If you’ve heard Sen. Mitch McConnell speaking on television any time in the past six months, you’ve most likely heard him say that President Barack Obama “got everything he wanted” through Congress. It’s all on Obama’s shoulders, since he rammed every liberal policy he possibly could into law.
Which is, of course, quite false. Filibustering every bill in sight required a litany of bills to be watered down (stimulus, health care reform, Wall Street reform), and many were blocked altogether despite the support of just under 60 senators and the full House (climate change, DREAM Act).
And those statements also quite jarringly contradict the first new video released (yes, already) for his 2014 re-election campaign today, which tells viewers that McConnell singlehandedly blocked Obama from getting any of his agenda passed by Congress:
Credit where it is do: At least this video is much more honest. Mitch McConnell is quite adept at obstructing legislation — the most prolific abuser of the filibuster in American history — in order to politically harm a sitting president.
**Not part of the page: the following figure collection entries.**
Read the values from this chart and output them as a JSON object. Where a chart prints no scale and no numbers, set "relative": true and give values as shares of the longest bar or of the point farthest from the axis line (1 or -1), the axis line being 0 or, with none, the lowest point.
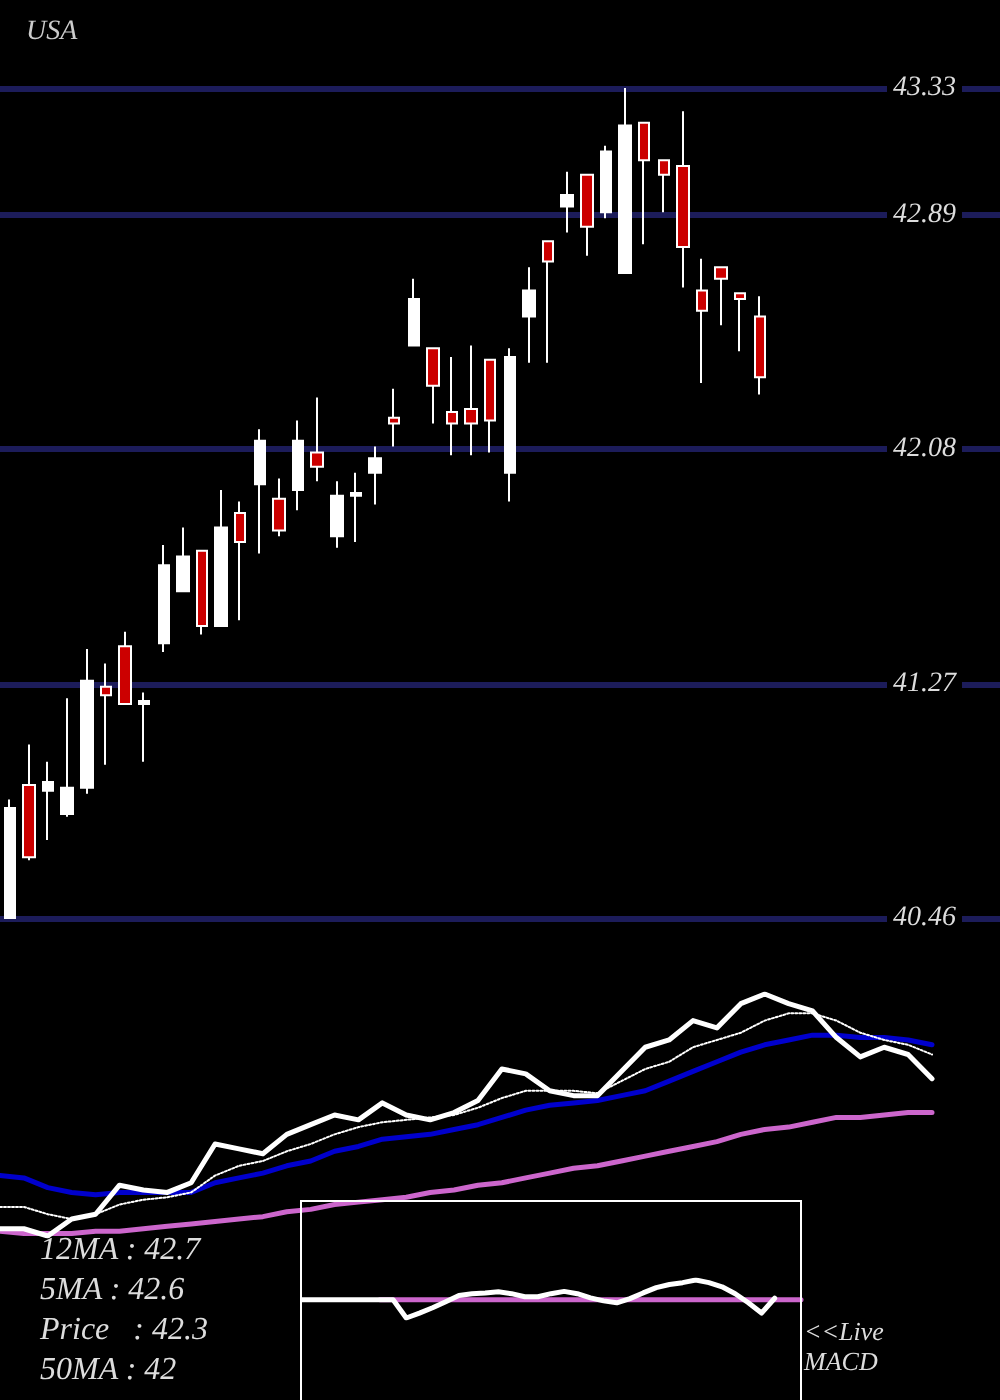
{
  "chart_data": [
    {
      "type": "candlestick",
      "title": "USA",
      "categories": [
        null,
        null,
        null,
        null,
        null,
        null,
        null,
        null,
        null,
        null,
        null,
        null,
        null,
        null,
        null,
        null,
        null,
        null,
        null,
        null,
        null,
        null,
        null,
        null,
        null,
        null,
        null,
        null,
        null,
        null,
        null,
        null,
        null,
        null,
        null,
        null,
        null,
        null,
        null,
        null,
        null,
        null,
        null,
        null,
        null,
        null,
        null,
        null,
        null,
        null,
        null,
        null
      ],
      "ohlc": [
        [
          40.46,
          40.87,
          40.46,
          40.84
        ],
        [
          40.92,
          41.06,
          40.66,
          40.67
        ],
        [
          40.9,
          41.0,
          40.73,
          40.93
        ],
        [
          40.82,
          41.22,
          40.81,
          40.91
        ],
        [
          40.91,
          41.39,
          40.89,
          41.28
        ],
        [
          41.26,
          41.34,
          40.99,
          41.23
        ],
        [
          41.4,
          41.45,
          41.2,
          41.2
        ],
        [
          41.2,
          41.24,
          41.0,
          41.21
        ],
        [
          41.41,
          41.75,
          41.38,
          41.68
        ],
        [
          41.59,
          41.81,
          41.59,
          41.71
        ],
        [
          41.73,
          41.73,
          41.44,
          41.47
        ],
        [
          41.47,
          41.94,
          41.47,
          41.81
        ],
        [
          41.86,
          41.9,
          41.49,
          41.76
        ],
        [
          41.96,
          42.15,
          41.72,
          42.11
        ],
        [
          41.91,
          41.98,
          41.78,
          41.8
        ],
        [
          41.94,
          42.18,
          41.87,
          42.11
        ],
        [
          42.07,
          42.26,
          41.97,
          42.02
        ],
        [
          41.78,
          41.97,
          41.74,
          41.92
        ],
        [
          41.92,
          42.0,
          41.76,
          41.93
        ],
        [
          42.0,
          42.09,
          41.89,
          42.05
        ],
        [
          42.19,
          42.29,
          42.09,
          42.17
        ],
        [
          42.44,
          42.67,
          42.44,
          42.6
        ],
        [
          42.43,
          42.43,
          42.17,
          42.3
        ],
        [
          42.21,
          42.4,
          42.06,
          42.17
        ],
        [
          42.22,
          42.44,
          42.06,
          42.17
        ],
        [
          42.39,
          42.39,
          42.07,
          42.18
        ],
        [
          42.0,
          42.43,
          41.9,
          42.4
        ],
        [
          42.54,
          42.71,
          42.38,
          42.63
        ],
        [
          42.8,
          42.8,
          42.38,
          42.73
        ],
        [
          42.92,
          43.04,
          42.83,
          42.96
        ],
        [
          43.03,
          43.03,
          42.75,
          42.85
        ],
        [
          42.9,
          43.13,
          42.88,
          43.11
        ],
        [
          42.69,
          43.33,
          42.69,
          43.2
        ],
        [
          43.21,
          43.21,
          42.79,
          43.08
        ],
        [
          43.08,
          43.08,
          42.9,
          43.03
        ],
        [
          43.06,
          43.25,
          42.64,
          42.78
        ],
        [
          42.63,
          42.74,
          42.31,
          42.56
        ],
        [
          42.71,
          42.71,
          42.51,
          42.67
        ],
        [
          42.62,
          42.62,
          42.42,
          42.6
        ],
        [
          42.54,
          42.61,
          42.27,
          42.33
        ],
        null,
        null,
        null,
        null,
        null,
        null,
        null,
        null,
        null,
        null,
        null,
        null
      ],
      "colors": [
        "#ffffff",
        "#cc0000",
        "#ffffff",
        "#ffffff",
        "#ffffff",
        "#cc0000",
        "#cc0000",
        "#ffffff",
        "#ffffff",
        "#ffffff",
        "#cc0000",
        "#ffffff",
        "#cc0000",
        "#ffffff",
        "#cc0000",
        "#ffffff",
        "#cc0000",
        "#ffffff",
        "#ffffff",
        "#ffffff",
        "#cc0000",
        "#ffffff",
        "#cc0000",
        "#cc0000",
        "#cc0000",
        "#cc0000",
        "#ffffff",
        "#ffffff",
        "#cc0000",
        "#ffffff",
        "#cc0000",
        "#ffffff",
        "#ffffff",
        "#cc0000",
        "#cc0000",
        "#cc0000",
        "#cc0000",
        "#cc0000",
        "#cc0000",
        "#cc0000",
        null,
        null,
        null,
        null,
        null,
        null,
        null,
        null,
        null,
        null,
        null,
        null
      ],
      "ylim": [
        40.46,
        43.33
      ],
      "yticks": [
        40.46,
        41.27,
        42.08,
        42.89,
        43.33
      ],
      "grid": "y",
      "tick_labels": "y"
    },
    {
      "type": "line",
      "relative": true,
      "tick_labels": false,
      "marker": "none",
      "categories": [
        null,
        null,
        null,
        null,
        null,
        null,
        null,
        null,
        null,
        null,
        null,
        null,
        null,
        null,
        null,
        null,
        null,
        null,
        null,
        null,
        null,
        null,
        null,
        null,
        null,
        null,
        null,
        null,
        null,
        null,
        null,
        null,
        null,
        null,
        null,
        null,
        null,
        null,
        null,
        null
      ],
      "series": [
        {
          "color": "#cc66cc",
          "values": [
            0.02,
            0.01,
            0.01,
            0.01,
            0.02,
            0.02,
            0.03,
            0.04,
            0.05,
            0.06,
            0.07,
            0.08,
            0.1,
            0.11,
            0.13,
            0.14,
            0.15,
            0.16,
            0.18,
            0.19,
            0.21,
            0.22,
            0.24,
            0.26,
            0.28,
            0.29,
            0.31,
            0.33,
            0.35,
            0.37,
            0.39,
            0.42,
            0.44,
            0.45,
            0.47,
            0.49,
            0.49,
            0.5,
            0.51,
            0.51
          ]
        },
        {
          "color": "#0000cc",
          "values": [
            0.25,
            0.24,
            0.2,
            0.18,
            0.17,
            0.18,
            0.18,
            0.18,
            0.18,
            0.22,
            0.24,
            0.26,
            0.29,
            0.31,
            0.35,
            0.37,
            0.4,
            0.41,
            0.42,
            0.44,
            0.46,
            0.49,
            0.52,
            0.54,
            0.55,
            0.56,
            0.58,
            0.6,
            0.64,
            0.68,
            0.72,
            0.76,
            0.79,
            0.81,
            0.83,
            0.83,
            0.82,
            0.82,
            0.81,
            0.79
          ]
        },
        {
          "color": "#ffffff",
          "line_style": "dotted",
          "values": [
            0.12,
            0.12,
            0.09,
            0.07,
            0.09,
            0.13,
            0.15,
            0.16,
            0.18,
            0.25,
            0.29,
            0.31,
            0.35,
            0.38,
            0.42,
            0.45,
            0.47,
            0.48,
            0.49,
            0.5,
            0.53,
            0.57,
            0.6,
            0.6,
            0.6,
            0.59,
            0.64,
            0.69,
            0.72,
            0.78,
            0.81,
            0.84,
            0.89,
            0.92,
            0.92,
            0.89,
            0.84,
            0.81,
            0.79,
            0.75
          ]
        },
        {
          "color": "#ffffff",
          "values": [
            0.03,
            0.03,
            0,
            0.07,
            0.09,
            0.21,
            0.19,
            0.18,
            0.22,
            0.38,
            0.36,
            0.34,
            0.42,
            0.46,
            0.5,
            0.48,
            0.55,
            0.5,
            0.48,
            0.51,
            0.56,
            0.69,
            0.67,
            0.6,
            0.58,
            0.58,
            0.68,
            0.78,
            0.81,
            0.89,
            0.86,
            0.96,
            1,
            0.96,
            0.93,
            0.82,
            0.74,
            0.78,
            0.75,
            0.65
          ]
        }
      ],
      "annotations": [
        "12MA : 42.7",
        "5MA : 42.6",
        "Price   : 42.3",
        "50MA : 42"
      ]
    },
    {
      "type": "line",
      "relative": true,
      "tick_labels": false,
      "marker": "none",
      "categories": [
        null,
        null,
        null,
        null,
        null,
        null,
        null,
        null,
        null,
        null,
        null,
        null,
        null,
        null,
        null,
        null,
        null,
        null,
        null,
        null,
        null,
        null,
        null,
        null,
        null,
        null,
        null,
        null,
        null,
        null,
        null,
        null,
        null,
        null,
        null,
        null,
        null,
        null,
        null
      ],
      "series": [
        {
          "color": "#cc66cc",
          "values": [
            null,
            null,
            null,
            null,
            null,
            null,
            0.48,
            0.48,
            0.48,
            0.48,
            0.48,
            0.48,
            0.48,
            0.48,
            0.48,
            0.48,
            0.48,
            0.48,
            0.48,
            0.48,
            0.48,
            0.48,
            0.48,
            0.48,
            0.48,
            0.48,
            0.48,
            0.48,
            0.48,
            0.48,
            0.48,
            0.48,
            0.48,
            0.48,
            0.48,
            0.48,
            0.48,
            0.48,
            0.48
          ]
        },
        {
          "color": "#ffffff",
          "values": [
            0.48,
            0.48,
            0.48,
            0.48,
            0.48,
            0.48,
            0.48,
            0.48,
            0,
            0.13,
            0.27,
            0.43,
            0.59,
            0.64,
            0.66,
            0.69,
            0.64,
            0.56,
            0.56,
            0.64,
            0.7,
            0.64,
            0.53,
            0.45,
            0.4,
            0.51,
            0.66,
            0.8,
            0.88,
            0.93,
            1,
            0.93,
            0.82,
            0.64,
            0.4,
            0.13,
            0.52,
            null,
            null
          ]
        }
      ],
      "annotations": [
        "<<Live MACD"
      ]
    }
  ]
}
As you can see in the video, McConnell also loves it when people talk about how important and powerful he is. In 2008, McConnell’s campaign theme was the same, yet it consisted of telling voters how much pork and federal spending he was able to deliver to Kentucky through his real ultimate power. Since that’s now out of favor, his new theme is how he was able to block any progress that Obama wanted, so that he could be a one-term president. In other words, the campaign is less “Country First” or “Kentucky First,” and more “McConnell First.”
That is, unless you actually believe McConnell’s statements saying that Obama got everything he wanted, in which case Mitch McConnell is a giant failure. Mitch assumes that you’ll overlook the contradiction.
And ultimately the larger message — coming just on the heels of Sen. Dick Lugar’s purging by the Tea Party to the north — is that McConnell is an unstoppable powerhouse, and the only person capable of blocking everything that Obama could possibly want — even if much of his policies are rehashes of previous Republican policy ideas.
When Dick Lugar made this statement earlier today…
“Some Americans who will remain nameless really extol the virtues of no cooperation. It’s really my way or the highway. I understand the frustrations the anger the anxiety, but nevertheless I`m gonna try to get results.”
…everyone assumed (rightly so) that he was referring to his Tea Party rival Richard Mourdock, who dispatched him earlier this month with a “compromise is evil” platform.
But honestly, he might as well have been talking about Mitch McConnell. Whereas the Tea Party at least despises compromise on ideological grounds, for McConnell it is all about his own personal power — which is either all-encompassing or non-existent, depending on what day you hear him and what talking point he’s using.